The willingness of people to follow good advice can be seen in mealie meal queues where a supermarket manager has thought things through.

People tended to queue pressed against each other not because they wanted to ignore advice on social distances, but because they were afraid, with good reason, of queue jumpers.

Where a manager steps outside, tells the queue there must be a metre or so social distancing and then leaves a security guard who will take action against a queue jumper, and make sure they get nothing, everyone happily spaces out.

Many essential businesses have managed to acquire one of those small simple temperature gauges and check staff and customers as they enter.

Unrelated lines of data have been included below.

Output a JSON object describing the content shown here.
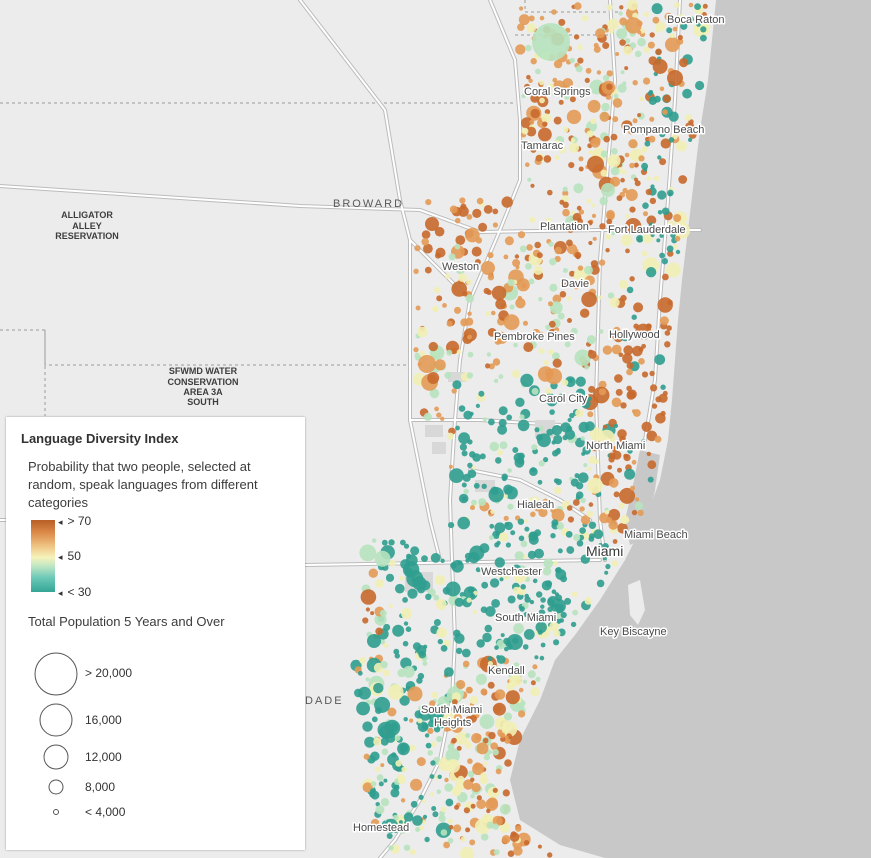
{
  "map": {
    "region_labels": [
      {
        "id": "broward",
        "text": "BROWARD"
      },
      {
        "id": "dade",
        "text": "DADE"
      }
    ],
    "area_labels": [
      {
        "id": "alligator-alley",
        "lines": [
          "ALLIGATOR",
          "ALLEY",
          "RESERVATION"
        ]
      },
      {
        "id": "sfwmd",
        "lines": [
          "SFWMD WATER",
          "CONSERVATION",
          "AREA 3A",
          "SOUTH"
        ]
      }
    ],
    "cities": [
      "Boca Raton",
      "Coral Springs",
      "Pompano Beach",
      "Tamarac",
      "Plantation",
      "Fort Lauderdale",
      "Weston",
      "Davie",
      "Pembroke Pines",
      "Hollywood",
      "Carol City",
      "North Miami",
      "Hialeah",
      "Miami Beach",
      "Miami",
      "Westchester",
      "South Miami",
      "Key Biscayne",
      "Kendall",
      "South Miami Heights",
      "Homestead"
    ]
  },
  "legend": {
    "title": "Language Diversity Index",
    "description": "Probability that two people, selected at random, speak languages from different categories",
    "color_stops": [
      {
        "label": "> 70",
        "color": "#b85e26"
      },
      {
        "label": "50",
        "color": "#f6f3bb"
      },
      {
        "label": "< 30",
        "color": "#35a595"
      }
    ],
    "size_title": "Total Population 5 Years and Over",
    "size_stops": [
      {
        "label": "> 20,000"
      },
      {
        "label": "16,000"
      },
      {
        "label": "12,000"
      },
      {
        "label": "8,000"
      },
      {
        "label": "< 4,000"
      }
    ]
  },
  "colors": {
    "land": "#ececec",
    "water": "#c8c8c8",
    "road": "#ffffff",
    "road_outline": "#bdbdbd",
    "high": "#c8692c",
    "mid_high": "#e39a55",
    "mid": "#f2efb4",
    "mid_low": "#b7e3bf",
    "low": "#2f9d8f"
  }
}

Even if we have to buy a couple of containers of these, and some are given in aid, the factories that make them are in full production and a Zimbabwe-sized order can be made up quickly.

If every business has one on each entrance, and those entering markets or schools are asked to queue for a quick scan before entering, we can avoid a lot of grief later.

The same essential businesses now have bulk supplies of sanitiser and give each customer a squirt on the hands as they enter.

You cannot buy food now with contaminated hands. This, and temperature scanning, obviously must continue for some time after the lockdown.

One major area of economic hardship will be the informal economy, where so many earn their living. But the long-neglected management and regulation of that sector now needs to end. Mutare again provides an example.

They are keeping a limited number of city centre vegetable vendors, rather than trying to ship these out of sight and out of mind. But they now want tight regulation, social distancing and better hygiene.

Other cities could do the same.

The private sector has been building flea markets, with Old Mutual setting new standards of quality and quantity in its giant market complex near the Simon Muzenda Street bus terminus, although better advertising and marketing is needed.

But Harare City Council could make it easier for property owners to convert empty premises to well-managed and well-regulated markets, and it could start doing what it should have been doing decades ago, finding appropriate open space near terminuses for proper markets, with spaced stalls.

But it can still use temporary structures as it and the private sector develop something better.

Regulation rather than banning can work.

Oddly enough Covid-19, and the changes in custom and society it produces, can accelerate our development and produce something far better than we had if we start thinking now and push through intelligent solutions to our health dangers, which will have the additional benefit of cleaner, more orderly cities and towns.